CANTV - Origins

Origins

In 1930 the "Ministerio de Fomento" of the Gómez government granted a concession to Félix A. Guerrero to build and operate a telephone network in the Federal District and the States of the Union. With fellow shareholders Manuel Pérez Abascal, an entrepreneur, and Alfredo Damirón, an attorney, they registered Compañía Anónima Nacional Teléfonos de Venezuela on 20 June 1930.

On 31 December it became the local operating company for the assets of the Venezuelan Telephone and Electrical Appliances Company Limited, an English firm which had been operating in Venezuela for 40 years between Caracas and Puerto Cabello, San Juan de Los Morros, Ocumare del Tuy and Macuto, and had recently acquired the Maracaibo telephone company in 1929. The foreign company, renamed telephone Properties Ltd, still held 100% of the ordinary shares in the Nacional company, and maintained its investment; at the time of transfer it was in the process of automating its network of exchanges.
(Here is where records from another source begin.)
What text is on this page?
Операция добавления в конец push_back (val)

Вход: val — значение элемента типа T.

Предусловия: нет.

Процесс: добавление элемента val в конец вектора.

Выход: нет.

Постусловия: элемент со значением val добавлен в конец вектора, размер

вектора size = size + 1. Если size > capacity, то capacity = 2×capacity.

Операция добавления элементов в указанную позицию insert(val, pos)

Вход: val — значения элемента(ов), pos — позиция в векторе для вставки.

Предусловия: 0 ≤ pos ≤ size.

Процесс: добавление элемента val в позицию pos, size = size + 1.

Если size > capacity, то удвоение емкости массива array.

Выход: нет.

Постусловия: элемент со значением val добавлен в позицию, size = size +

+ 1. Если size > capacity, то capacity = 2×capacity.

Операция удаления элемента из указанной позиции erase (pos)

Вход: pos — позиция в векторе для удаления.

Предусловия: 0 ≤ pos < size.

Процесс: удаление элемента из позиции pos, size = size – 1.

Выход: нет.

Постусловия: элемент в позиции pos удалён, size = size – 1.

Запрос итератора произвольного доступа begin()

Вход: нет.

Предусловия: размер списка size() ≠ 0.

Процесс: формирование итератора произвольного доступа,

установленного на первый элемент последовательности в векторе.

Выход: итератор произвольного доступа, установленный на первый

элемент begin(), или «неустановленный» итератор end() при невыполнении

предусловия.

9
After a commission spent several years enquiring into ways of expanding the service, in 1953 the government announced its intention to acquire 100% of the shares of Cantv at a price of US$7.1M, as part of the state's program of nationalization. Over the following years it bought up the other privately owned telephone companies, the last one being Compañía de Teléfonos de San Fernando de Apure which it acquired in 1973.